From some angles, his low-key technique can perplex. During the early stages of A History of Violence, as Mortensen is evoking the happy nothingness of an uneventful life, you might wonder if the actor is doing anything at all. Actually, he's hanging back. He is an ordinary man, and vengeful gangsters have turned up in his home town, claiming to recognize him from the bad old days. He claims they are mistaken. And it is to Mortensen's credit that, despite the movie's giveaway title, we still can't be certain until he reaches breaking point. The scene which confirms the truth is a masterclass in understatement-it's a shot rather than a scene, the merest flicker on Mortensen's face, but you couldn't say it wasn't dynamite. The actor nailed it on his first stab; Cronenberg knew instantly that there was no need for take two.

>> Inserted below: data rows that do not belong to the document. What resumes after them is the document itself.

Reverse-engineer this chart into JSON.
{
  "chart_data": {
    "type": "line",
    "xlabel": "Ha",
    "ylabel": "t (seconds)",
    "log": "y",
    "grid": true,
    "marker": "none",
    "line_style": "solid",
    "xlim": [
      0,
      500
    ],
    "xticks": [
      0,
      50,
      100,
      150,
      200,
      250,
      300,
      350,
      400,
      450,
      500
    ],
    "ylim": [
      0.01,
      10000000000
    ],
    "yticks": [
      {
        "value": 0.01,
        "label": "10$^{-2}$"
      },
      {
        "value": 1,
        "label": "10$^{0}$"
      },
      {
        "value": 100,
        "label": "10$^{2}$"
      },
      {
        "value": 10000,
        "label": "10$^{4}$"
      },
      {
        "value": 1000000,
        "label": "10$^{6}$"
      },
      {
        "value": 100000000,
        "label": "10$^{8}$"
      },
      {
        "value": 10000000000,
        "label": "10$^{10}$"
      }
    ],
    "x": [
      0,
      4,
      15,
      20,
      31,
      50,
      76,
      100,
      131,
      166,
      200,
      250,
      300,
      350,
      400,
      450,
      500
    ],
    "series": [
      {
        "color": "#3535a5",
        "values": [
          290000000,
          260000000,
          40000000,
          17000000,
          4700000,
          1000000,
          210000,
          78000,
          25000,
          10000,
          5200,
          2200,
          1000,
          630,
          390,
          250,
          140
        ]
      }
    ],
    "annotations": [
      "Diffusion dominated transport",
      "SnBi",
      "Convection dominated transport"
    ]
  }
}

If anything, their work together on the new Eastern Promises takes this minimalism to its extreme. Mortensen's performance as the conflicted Nikolai, a rising star in London's Russian mafia, seems designed to prove that a wealth of emotion can be wrung from the tiniest gestures. There are no big, demonstrative Oscar moments here, but the actor's presence is riveting; even hidden behind shades, he gives good, charismatic close-up. And remarkably for a 'star', Mortensen is unafraid to be vulnerable and exposed, whether physically (in the film's shocking bath-house knife-fight, in which he is completely naked) or emotionally (the moving final close-up).

Eastern Promises features Mortensen's most dexterous performance to date-menacing and tender, steely and wry-but then each role seems like a giant leap. Next year, he will be seen in a film of CP Taylor's play Good, as an academic whose writings are co-opted by the Nazis as justification for the gas chambers. No matter how outstanding his work, or how successful his films, it's impossible to imagine Mortensen without that customary reticence that makes him such a fine actor and such a reluctant star. Long may he stay off the radar.